In this study, positive selection of SjT22.6 has occurred in the mountainous region of mainland China, but not in other regions. Several research groups have shown strong differentiation between S. japonicum populations in mountainous regions and those in the lakes area of the middle and lower Yangtze [1618]. Among the selection pressures that might specifically impinge upon the blood flukes in the mountainous regions are the differences in intermediate and final hosts. While only speculation at this stage, adaptations to new hosts, and especially to a different subspecies of snail host, may have left the signature of selection in the population. Subspecies of Oncomelania hupensis have substantial genetic and morphological differences among different endemic areas of schistosomiasis japonica [5153]. Therefore, substantial genetic change might accompany a geographical and host shift. The major definitive hosts of S. japonicum in the lakes region of mainland China are bovines and humans [54], while in the mountainous region, in addition to bovines and humans, there is a wide range of additional hosts, such as rodents and dogs [55].
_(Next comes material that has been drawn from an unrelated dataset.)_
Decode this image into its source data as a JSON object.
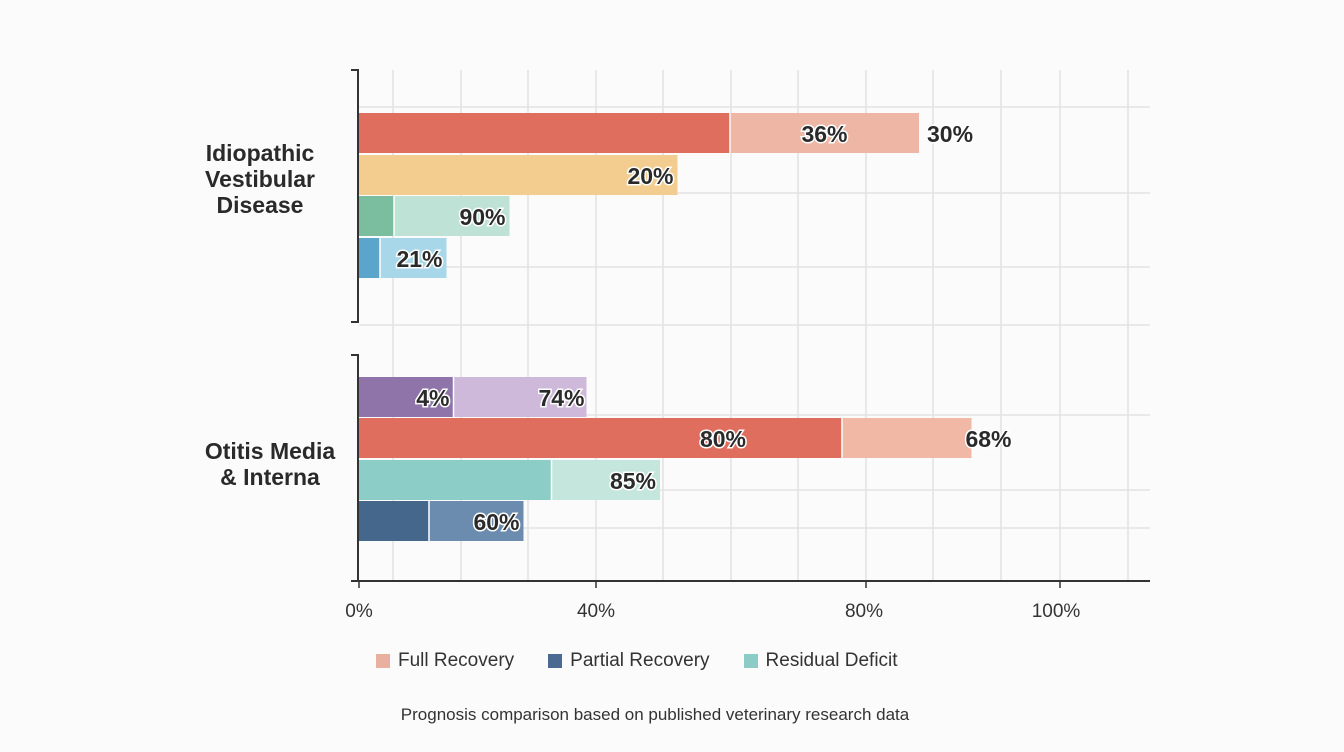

As a platyhelminth-specific calcium-binding antigen, SjT22.6 is believed to have an N-terminal calcium-binding EF-hand domain and a C-terminal dynein light chain-like domain (DLC) [56]. The DLC domains of tegumental proteins are important for normal cellular homeostasis [57]. In S. mansoni, they might participate in the transport of vesicles within the tegumental cytoplasm [58] and the shuttling of vesicles into the tegument surface [59], probably within dynein motor complexes. In this study, the first α-helix of the main haplotype of SjT22.6 in the mountainous region (MHap) was longer and had less binding power than that of the reference sequence. These changes might have potential effects on the cellular homeostasis of S. japonicum, which might further influence the host-parasite interaction.

The other two gene fragments, SjFabp and SjIpp2, had low levels of nucleotide diversity. For SjFabp, most individuals shared a single haplotype and the dN/dS ratio was less than one. Thus, this gene fragment might be under purifying selection. Furthermore, the networks of these three genes indicated that the Sichuan and Yunnan populations from mountainous areas often shared haplotypes. This might reflect common ancestry [16] rather than gene flow between the two populations, which is rare because of the geographical isolation.

Conclusions

In conclusion, as a tegument-associated antigen-encoding gene of S. japonicum, SjT22.6 has high nucleotide diversity, appearing to be under positive selection in the mountainous region of mainland China. The protein structure and binding power of the most common SjT22.6 haplotype in the mountainous region differed from those of the reference sequence and of many haplotypes from elsewhere. In contrast, SjIpp2 and SjFabp had relatively lower diversity and did not show signatures of positive selection. Future research should aim to obtain a comprehensive understanding of the specific function of SjT22.6, such as its effect on the interaction between the worm and its hosts. Overall, by using three nuclear genes as genetic markers, the current findings provide valuable insights and fundamental genetic and evolutionary information concerning S. japonicum. Further research on these, and particularly on SjT22.6, is clearly required to confirm whether these can contribute to new interventions in the fight to eliminate schistosomiasis.